Toyota Motor Sales U.S.A. is ready to forget 2010 and move forward.
The Japanese automaker, still reeling from major recalls, on Tuesday said it posted a 6 percent decline in December U.S. sales. It was the only major automaker to record a sales decline last year.
Toyota's retail sales were up slightly for the year, but were offset by a decline in fleet sales, which fell to about 8 percent of total.
“We're coming off the most challenging time in our 53-year history,” Don Esmond, head of Toyota's U.S. automotive operations, said Tuesday. “2010 was essentially an 11-month year for us, as we stopped production in January to focus all our attention on servicing customer vehicles.”
Light year for new products
In addition to the recalls, it was a relatively light year for new products from Toyota. The redesigned Sienna, 4Runner, Avalon and Scion tC -- all introduced in 2010 -- are low-volume models.

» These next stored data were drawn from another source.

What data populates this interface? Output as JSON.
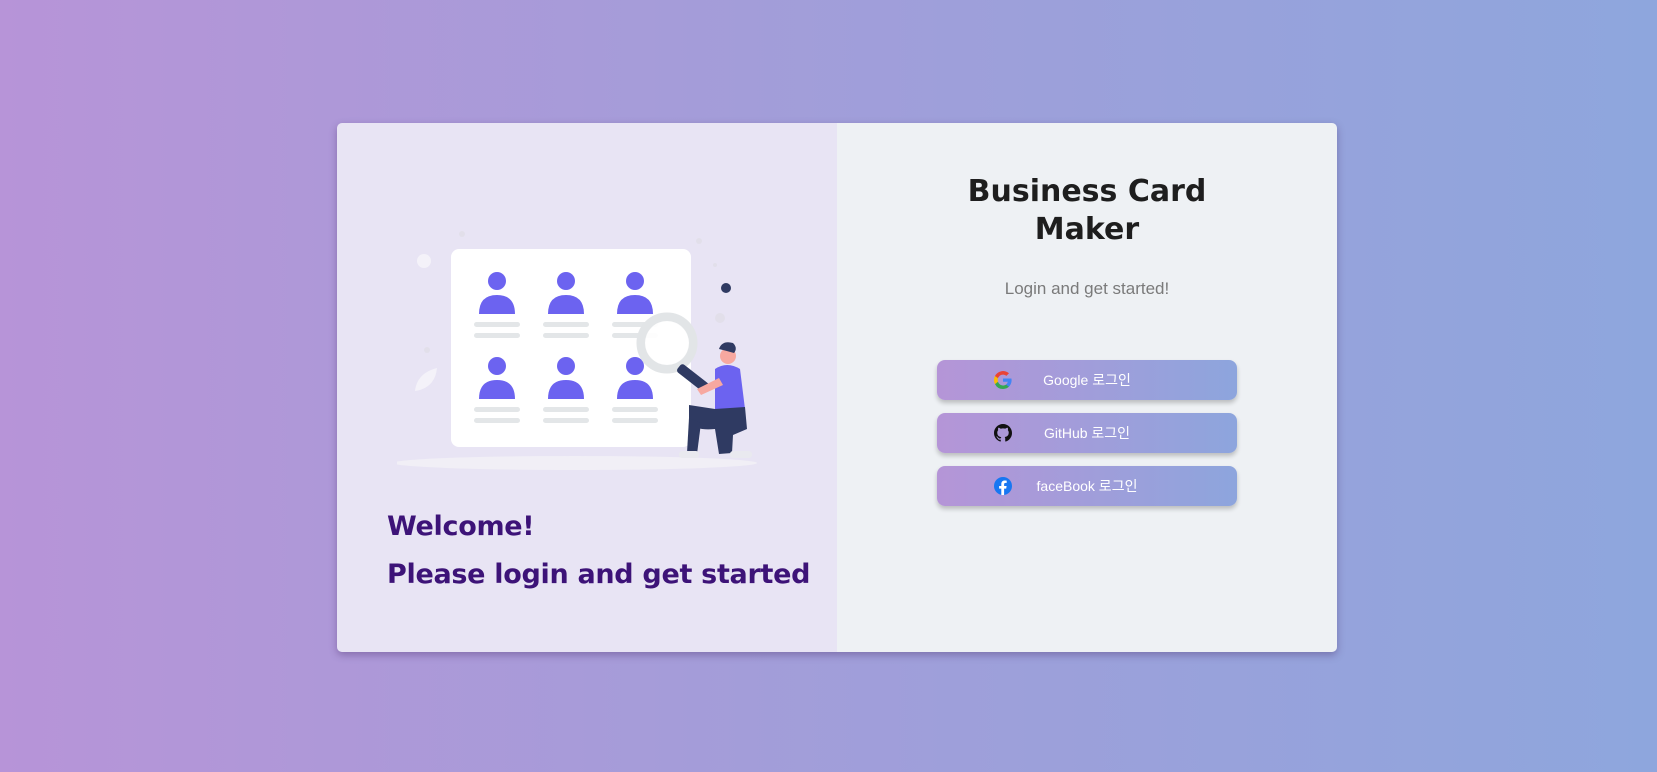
{
  "left_panel": {
    "welcome": "Welcome!",
    "message": "Please login and get started"
  },
  "right_panel": {
    "title_line1": "Business Card",
    "title_line2": "Maker",
    "subtitle": "Login and get started!"
  },
  "login_buttons": [
    {
      "label": "Google 로그인",
      "icon": "google-icon"
    },
    {
      "label": "GitHub 로그인",
      "icon": "github-icon"
    },
    {
      "label": "faceBook 로그인",
      "icon": "facebook-icon"
    }
  ],
  "colors": {
    "accent_text": "#3d1378",
    "button_gradient_start": "#b595d7",
    "button_gradient_end": "#8da5dd",
    "person_icon": "#6c63f0"
  }
}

“There is perception that Toyota has been reeling this year,” Esmond said. “But Toyota will be the No. 1 retail brand for the third consecutive year, and Camry is the best selling car in America. Corolla, Tacoma and Lexus RX are all segment leaders. Lexus will be the best-selling luxury brand in the industry for the 11th consecutive year.”
But it's in passenger cars -- a traditional Toyota strength – where the automaker is being challenged by new models introduced by rivals such as Hyundai, Ford and Chevrolet.
“Camry and Corolla sales compared to the industry are pretty decent,” said Esmond. “Our car penetration continues to be good.”
Fuel efficiency gains
And the automaker is counting on demand for the Prius hybrid to benefit if gasoline prices continue to rise.
Bob Carter, Toyota Division general manager, said fuel efficiency began to enter consumer conversations more in December than earlier in the fourth quarter.
Toyota is counting on the introduction of 10 new or updated products this year, as well as a rebounding U.S. economy, to spur sales.
“We've never headed into a new year with as much excitement and anticipation as we are in 2011,” said Esmond. “The Toyota brand is in full recovery mode.”